Otrzymał imię „Pieter Schelte", a zbudowany został w stoczni w Korei Południowej. W Holandii zostanie wykończony i wyposażony. Kolos ma szerokość 124 i długość 382 metry (tyle, ile nowojorski Empire State Building).
„Pieter Schelte" to gigantyczny pływający żuraw. Będzie wykorzystywany do instalowania i przemieszczania morskich platform do wydobywania ropy naftowej i gazu ziemnego, do układania rurociągów, a także do innych prac. Koszt budowy tego giganta to 3 mld dolarów. Skonstruowany został na zlecenie szwajcarskiej firmy Allseas, która specjalizuje się w instalacjach przemysłowych na morzu. „Pieter Schelte" będzie w stanie podnieść ładunek 48 tys. ton. To wystarczający – według firmy Allseas – udźwig, aby przetransportować kolejno zarówno dolną, jak i górną część konstrukcji platform wiertniczych. Prace przy transporcie platform ma ułatwiać zdolność statku do opuszczania się i podnoszenia o 25 m.

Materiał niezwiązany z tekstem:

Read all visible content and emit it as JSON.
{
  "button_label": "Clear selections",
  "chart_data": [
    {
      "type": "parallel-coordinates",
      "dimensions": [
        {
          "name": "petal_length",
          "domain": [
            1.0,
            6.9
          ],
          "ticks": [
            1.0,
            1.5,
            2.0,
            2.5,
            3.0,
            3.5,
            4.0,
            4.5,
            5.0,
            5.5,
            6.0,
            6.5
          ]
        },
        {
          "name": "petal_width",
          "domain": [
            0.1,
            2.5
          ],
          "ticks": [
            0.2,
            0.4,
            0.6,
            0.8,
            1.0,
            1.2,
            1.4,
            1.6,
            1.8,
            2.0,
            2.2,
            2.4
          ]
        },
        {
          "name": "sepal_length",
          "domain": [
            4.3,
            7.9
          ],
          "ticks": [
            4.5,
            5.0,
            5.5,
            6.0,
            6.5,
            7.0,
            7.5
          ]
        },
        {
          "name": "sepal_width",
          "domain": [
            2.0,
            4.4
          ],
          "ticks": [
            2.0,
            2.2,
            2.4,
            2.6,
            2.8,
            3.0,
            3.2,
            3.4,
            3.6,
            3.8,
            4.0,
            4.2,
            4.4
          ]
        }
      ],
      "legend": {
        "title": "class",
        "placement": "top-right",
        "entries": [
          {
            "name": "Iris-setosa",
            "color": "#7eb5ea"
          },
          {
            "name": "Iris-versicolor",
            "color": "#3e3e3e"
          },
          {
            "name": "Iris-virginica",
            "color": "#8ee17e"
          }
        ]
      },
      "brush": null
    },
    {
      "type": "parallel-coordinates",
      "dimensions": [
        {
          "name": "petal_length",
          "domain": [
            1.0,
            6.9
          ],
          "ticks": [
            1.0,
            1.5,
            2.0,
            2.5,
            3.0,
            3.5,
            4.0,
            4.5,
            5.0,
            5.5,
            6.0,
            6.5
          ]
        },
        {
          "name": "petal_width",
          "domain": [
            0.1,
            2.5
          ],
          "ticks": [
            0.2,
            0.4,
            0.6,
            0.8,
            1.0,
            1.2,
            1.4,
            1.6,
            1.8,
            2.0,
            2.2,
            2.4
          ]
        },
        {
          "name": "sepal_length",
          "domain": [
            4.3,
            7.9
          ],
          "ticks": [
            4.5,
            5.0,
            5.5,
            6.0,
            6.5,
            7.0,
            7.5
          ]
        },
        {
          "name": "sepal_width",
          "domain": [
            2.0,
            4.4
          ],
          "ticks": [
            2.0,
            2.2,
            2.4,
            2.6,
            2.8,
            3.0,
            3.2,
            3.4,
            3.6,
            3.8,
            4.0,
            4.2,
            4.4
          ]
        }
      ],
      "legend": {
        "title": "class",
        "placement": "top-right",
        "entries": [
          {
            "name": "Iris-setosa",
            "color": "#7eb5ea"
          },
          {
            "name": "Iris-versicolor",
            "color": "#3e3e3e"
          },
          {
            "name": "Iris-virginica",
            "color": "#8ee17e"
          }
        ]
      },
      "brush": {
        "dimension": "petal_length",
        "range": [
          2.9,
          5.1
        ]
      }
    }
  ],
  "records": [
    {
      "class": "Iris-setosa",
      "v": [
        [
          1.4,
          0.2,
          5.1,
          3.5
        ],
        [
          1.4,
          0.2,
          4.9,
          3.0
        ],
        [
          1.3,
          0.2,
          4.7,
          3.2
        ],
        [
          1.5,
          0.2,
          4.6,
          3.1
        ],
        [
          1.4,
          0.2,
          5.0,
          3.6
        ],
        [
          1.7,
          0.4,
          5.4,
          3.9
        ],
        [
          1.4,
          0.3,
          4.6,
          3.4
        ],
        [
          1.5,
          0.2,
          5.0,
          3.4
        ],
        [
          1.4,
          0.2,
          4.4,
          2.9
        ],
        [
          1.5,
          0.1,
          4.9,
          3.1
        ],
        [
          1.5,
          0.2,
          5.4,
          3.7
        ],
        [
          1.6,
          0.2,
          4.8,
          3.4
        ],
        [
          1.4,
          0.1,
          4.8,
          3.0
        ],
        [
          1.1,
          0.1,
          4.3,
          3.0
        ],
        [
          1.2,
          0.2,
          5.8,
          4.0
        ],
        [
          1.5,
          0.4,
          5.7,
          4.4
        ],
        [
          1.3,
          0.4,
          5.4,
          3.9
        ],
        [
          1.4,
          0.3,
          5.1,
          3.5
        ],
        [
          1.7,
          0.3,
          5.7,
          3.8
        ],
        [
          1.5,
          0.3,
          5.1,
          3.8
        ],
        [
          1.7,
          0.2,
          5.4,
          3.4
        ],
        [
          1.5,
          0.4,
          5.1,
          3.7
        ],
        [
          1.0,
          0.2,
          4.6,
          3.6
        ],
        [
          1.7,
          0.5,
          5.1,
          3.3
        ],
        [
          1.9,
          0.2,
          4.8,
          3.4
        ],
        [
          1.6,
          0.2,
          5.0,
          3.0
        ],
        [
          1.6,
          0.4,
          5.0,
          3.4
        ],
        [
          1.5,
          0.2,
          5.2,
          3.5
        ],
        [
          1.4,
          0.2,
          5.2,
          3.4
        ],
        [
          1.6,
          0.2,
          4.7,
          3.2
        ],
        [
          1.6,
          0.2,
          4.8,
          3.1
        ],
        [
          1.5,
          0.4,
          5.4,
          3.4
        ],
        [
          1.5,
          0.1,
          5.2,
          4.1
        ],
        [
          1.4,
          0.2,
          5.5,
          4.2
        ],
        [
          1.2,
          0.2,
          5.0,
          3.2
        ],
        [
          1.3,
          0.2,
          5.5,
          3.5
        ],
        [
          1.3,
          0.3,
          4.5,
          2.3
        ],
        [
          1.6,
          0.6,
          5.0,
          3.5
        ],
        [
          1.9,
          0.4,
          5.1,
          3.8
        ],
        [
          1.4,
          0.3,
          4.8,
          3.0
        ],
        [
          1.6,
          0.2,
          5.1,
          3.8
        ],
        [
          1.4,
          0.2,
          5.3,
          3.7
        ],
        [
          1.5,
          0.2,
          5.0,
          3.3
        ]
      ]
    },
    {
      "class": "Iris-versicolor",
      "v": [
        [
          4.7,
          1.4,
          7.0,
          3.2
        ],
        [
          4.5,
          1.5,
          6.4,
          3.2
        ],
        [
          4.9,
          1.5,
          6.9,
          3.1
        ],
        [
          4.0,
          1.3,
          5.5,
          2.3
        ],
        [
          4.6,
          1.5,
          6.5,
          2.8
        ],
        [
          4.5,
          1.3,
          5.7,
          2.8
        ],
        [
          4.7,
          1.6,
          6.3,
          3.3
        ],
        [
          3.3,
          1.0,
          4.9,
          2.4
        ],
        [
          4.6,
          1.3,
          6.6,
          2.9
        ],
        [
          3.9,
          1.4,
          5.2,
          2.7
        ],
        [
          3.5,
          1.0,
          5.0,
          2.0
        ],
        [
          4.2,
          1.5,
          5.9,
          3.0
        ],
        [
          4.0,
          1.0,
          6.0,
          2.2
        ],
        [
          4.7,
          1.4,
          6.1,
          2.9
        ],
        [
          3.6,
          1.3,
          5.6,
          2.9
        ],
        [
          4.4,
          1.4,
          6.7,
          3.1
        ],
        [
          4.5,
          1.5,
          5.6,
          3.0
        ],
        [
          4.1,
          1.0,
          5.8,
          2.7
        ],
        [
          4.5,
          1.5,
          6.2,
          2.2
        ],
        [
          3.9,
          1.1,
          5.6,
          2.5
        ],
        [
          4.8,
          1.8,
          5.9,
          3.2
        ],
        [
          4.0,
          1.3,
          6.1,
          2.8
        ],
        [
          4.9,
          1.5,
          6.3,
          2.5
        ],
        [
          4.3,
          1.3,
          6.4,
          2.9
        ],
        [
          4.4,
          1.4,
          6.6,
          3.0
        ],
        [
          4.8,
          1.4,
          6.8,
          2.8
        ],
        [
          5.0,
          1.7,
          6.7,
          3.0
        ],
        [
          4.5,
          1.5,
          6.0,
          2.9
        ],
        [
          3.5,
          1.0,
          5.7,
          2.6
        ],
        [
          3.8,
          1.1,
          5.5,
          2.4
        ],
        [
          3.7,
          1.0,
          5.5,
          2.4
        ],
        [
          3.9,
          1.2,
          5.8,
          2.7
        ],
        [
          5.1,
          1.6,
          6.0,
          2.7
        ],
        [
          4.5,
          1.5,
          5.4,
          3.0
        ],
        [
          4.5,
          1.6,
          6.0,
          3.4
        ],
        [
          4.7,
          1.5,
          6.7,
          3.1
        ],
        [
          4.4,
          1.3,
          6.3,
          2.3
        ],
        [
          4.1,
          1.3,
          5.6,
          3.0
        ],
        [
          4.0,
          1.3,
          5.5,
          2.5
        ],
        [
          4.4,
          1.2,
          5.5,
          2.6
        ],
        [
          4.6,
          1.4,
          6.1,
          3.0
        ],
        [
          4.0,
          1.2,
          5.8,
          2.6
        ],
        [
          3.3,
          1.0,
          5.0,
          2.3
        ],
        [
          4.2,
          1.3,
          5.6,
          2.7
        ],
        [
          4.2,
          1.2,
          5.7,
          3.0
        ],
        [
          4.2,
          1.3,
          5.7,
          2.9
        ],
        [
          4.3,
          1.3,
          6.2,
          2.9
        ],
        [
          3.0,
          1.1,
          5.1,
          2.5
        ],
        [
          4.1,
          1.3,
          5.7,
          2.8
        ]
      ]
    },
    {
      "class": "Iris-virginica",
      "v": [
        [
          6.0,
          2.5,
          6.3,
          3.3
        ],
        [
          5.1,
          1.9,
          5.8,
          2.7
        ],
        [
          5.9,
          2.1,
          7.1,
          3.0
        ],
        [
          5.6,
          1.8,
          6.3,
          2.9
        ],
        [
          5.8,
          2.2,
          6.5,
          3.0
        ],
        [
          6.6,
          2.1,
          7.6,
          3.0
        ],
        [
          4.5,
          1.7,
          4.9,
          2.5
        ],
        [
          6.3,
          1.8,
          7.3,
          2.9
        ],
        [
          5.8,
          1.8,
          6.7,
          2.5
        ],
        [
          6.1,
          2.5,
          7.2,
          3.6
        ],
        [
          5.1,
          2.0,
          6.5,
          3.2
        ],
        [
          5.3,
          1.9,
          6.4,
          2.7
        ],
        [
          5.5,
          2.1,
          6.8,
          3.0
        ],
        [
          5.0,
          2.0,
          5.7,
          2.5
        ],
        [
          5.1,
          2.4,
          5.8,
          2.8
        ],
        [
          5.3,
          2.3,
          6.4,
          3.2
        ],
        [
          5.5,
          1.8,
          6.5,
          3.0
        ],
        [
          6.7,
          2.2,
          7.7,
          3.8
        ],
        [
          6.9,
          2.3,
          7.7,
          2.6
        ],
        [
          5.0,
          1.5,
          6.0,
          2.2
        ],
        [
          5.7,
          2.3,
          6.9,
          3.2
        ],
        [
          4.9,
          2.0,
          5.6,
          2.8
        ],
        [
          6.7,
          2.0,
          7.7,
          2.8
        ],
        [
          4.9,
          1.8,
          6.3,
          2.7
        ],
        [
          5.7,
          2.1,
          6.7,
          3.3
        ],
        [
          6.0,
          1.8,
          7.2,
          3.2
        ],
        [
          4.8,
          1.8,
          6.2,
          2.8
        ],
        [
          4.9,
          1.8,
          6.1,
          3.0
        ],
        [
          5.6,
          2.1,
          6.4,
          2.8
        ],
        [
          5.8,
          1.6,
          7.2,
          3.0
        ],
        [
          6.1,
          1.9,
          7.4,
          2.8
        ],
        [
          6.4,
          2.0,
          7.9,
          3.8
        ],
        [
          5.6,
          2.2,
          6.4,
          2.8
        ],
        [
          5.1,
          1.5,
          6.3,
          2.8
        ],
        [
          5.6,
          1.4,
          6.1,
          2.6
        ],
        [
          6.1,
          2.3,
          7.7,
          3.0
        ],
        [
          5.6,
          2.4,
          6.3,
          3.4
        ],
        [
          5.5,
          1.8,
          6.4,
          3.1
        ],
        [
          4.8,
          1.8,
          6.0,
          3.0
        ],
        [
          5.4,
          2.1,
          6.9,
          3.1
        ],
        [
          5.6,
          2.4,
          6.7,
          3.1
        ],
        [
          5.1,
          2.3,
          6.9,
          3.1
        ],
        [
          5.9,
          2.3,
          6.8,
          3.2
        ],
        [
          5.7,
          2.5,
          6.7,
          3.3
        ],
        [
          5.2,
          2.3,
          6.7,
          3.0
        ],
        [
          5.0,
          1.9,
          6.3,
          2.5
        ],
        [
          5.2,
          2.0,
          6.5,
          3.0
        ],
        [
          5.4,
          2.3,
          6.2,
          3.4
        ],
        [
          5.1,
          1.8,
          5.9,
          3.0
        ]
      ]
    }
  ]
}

Statek wyposażony jest w osiem silników dieslowskich o łącznej mocy 95 MW, które napędzają 12 tzw. pędników azymutalnych. Śruby pod kadłubem zamocowane są na obracających się wokół pionowej osi ramionach. Taka konstrukcja pozwala na bardzo precyzyjne manewrowanie statkiem, a w przypadku pływania na wprost jest w stanie nadać jednostce prędkość 14 węzłów (prawie 26 km na godz.).
Pływające kolosy
Statek wyruszył w swą pierwszą podróż w ubiegłym tygodniu. Opuścił stocznię Daewoo Heavy Industries i wziął kurs na Rotterdam, gdzie ma dotrzeć w grudniu. Na miejscu wpłynie do specjalnie rozbudowanego basenu Maasvlakte 2, gdzie zostanie wyposażony w niezbędne urządzenia. Kiedy będzie gotowy do podjęcia pracy, co ma nastąpić nie wcześniej niż w połowie przyszłego roku, wyruszy na Morze Czarne i weźmie udział w układaniu rurociągu South Stream.
Firma Allseas ogłosiła, że „Pieter Schelte" to największy statek na świecie. Taka deklaracja wzbudziła kontrowersje choćby z tego powodu, że definicja największego statku na świecie jest dość niejasna. Największy pływający po morzach obiekt to „Prelude" firmy Shell. To platforma – olbrzymi zbiornik skroplonego gazu ziemnego. Ma 488 metrów długości i jest zakotwiczony w jednym z portów Korei Południowej. Nie jest to jednak prawdziwy statek, bo nie jest w stanie poruszać się o własnym napędzie.